Wednesday, 21 July 2010

Daily Links for 21.07.2010 - International Marketing, Outrage & Pepsi Nostalgia

Pepsi Remakes 'Diner' Spot
I love the original Pepsi/Coke diner spot from years ago. It's easily worked its way into the nostalgic lexicon of treasured childhood advertising. This is why I didn't think I'd like the update that much, as I expected it to be rather derivative.

That being said, I love the new twist on the old setup. Without spoiling it, it seems to fit the brand well. One could claim that the brand values of Pepsi Max (an incremental improvement over traditional Pepsi for those that want to avoid calories), deserves an incremental update over traditional existing ad content.
Following along the lines of the global marketing trend in several of my recent links, I love the story of how a brand like Pabst Blue Ribbon transforms itself across cultures. Going to uni & growing up in the US, I knew the Pabst brand already meant different things to blue collar workers, college students & hipsters, but within the US, only the image changed.
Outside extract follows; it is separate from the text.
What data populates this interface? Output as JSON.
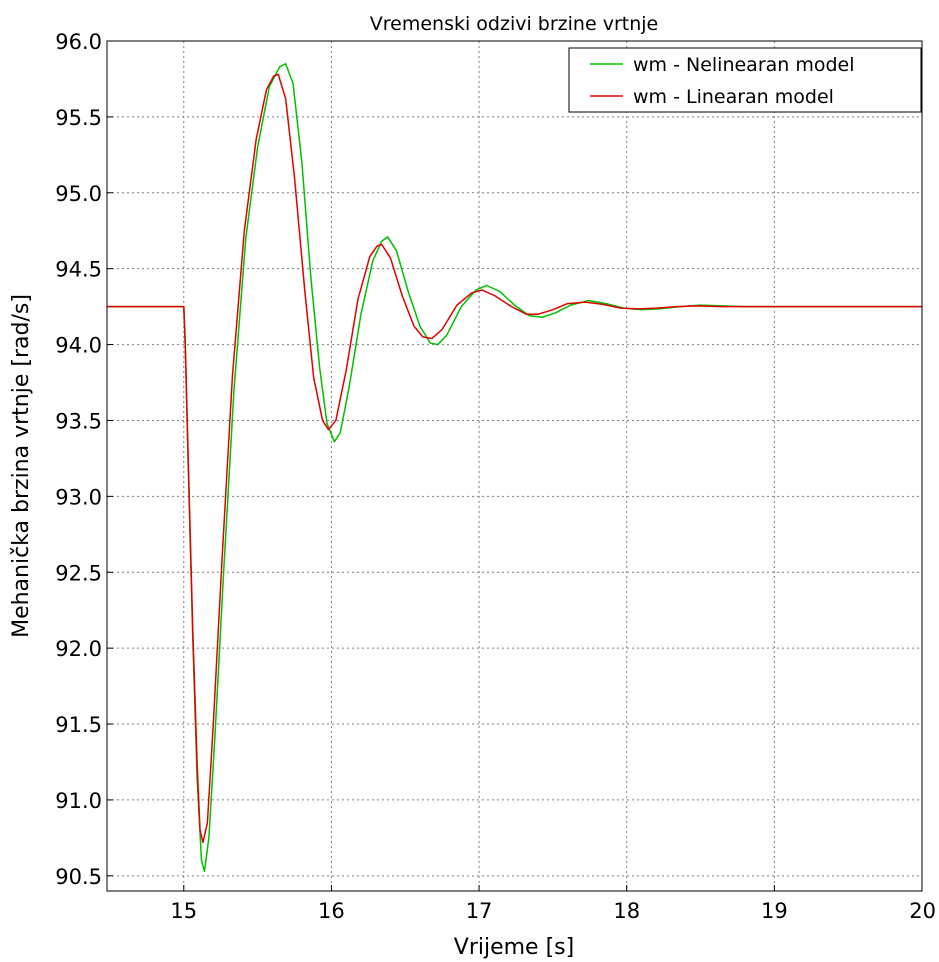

As shown in the NY article, price point seems to rapidly change as well once enough space has elapsed to prevent information asymmetry.

I love the fact that seemingly downmarket beer made since 1844 in Milwaukee, saved from possible termination by a hipster renaissance of ironic consumption, can run as a premium product in different markets. Now if I can just get my hands on one of the upmarket versions.
I know this has been out for a few days now, but the story touches on an interesting issue about cultural relativism in global marketing. Just as with the KFC Australia ad earlier this year (Google 'KFC Racist Ad' and you should find the story relatively easily), when localized marketing and values are placed on a global stage, we find that misunderstandings can occur. Skin color is always a touchy issue, but vanity products do exist in every culture, representing social norms & values. The challenge, both for society and marketers is how to dance the fine line between localized relevance and (if relevant) global scale.

I know my links may be a little Geo-location heavy lately, but I thought this was an interesting entry detailing almost all of the conceivable badges you can earn on Foursquare. Badges as virtual incentives are an interesting concept, so seeing the breadth of how they have been applied so far is rather interesting.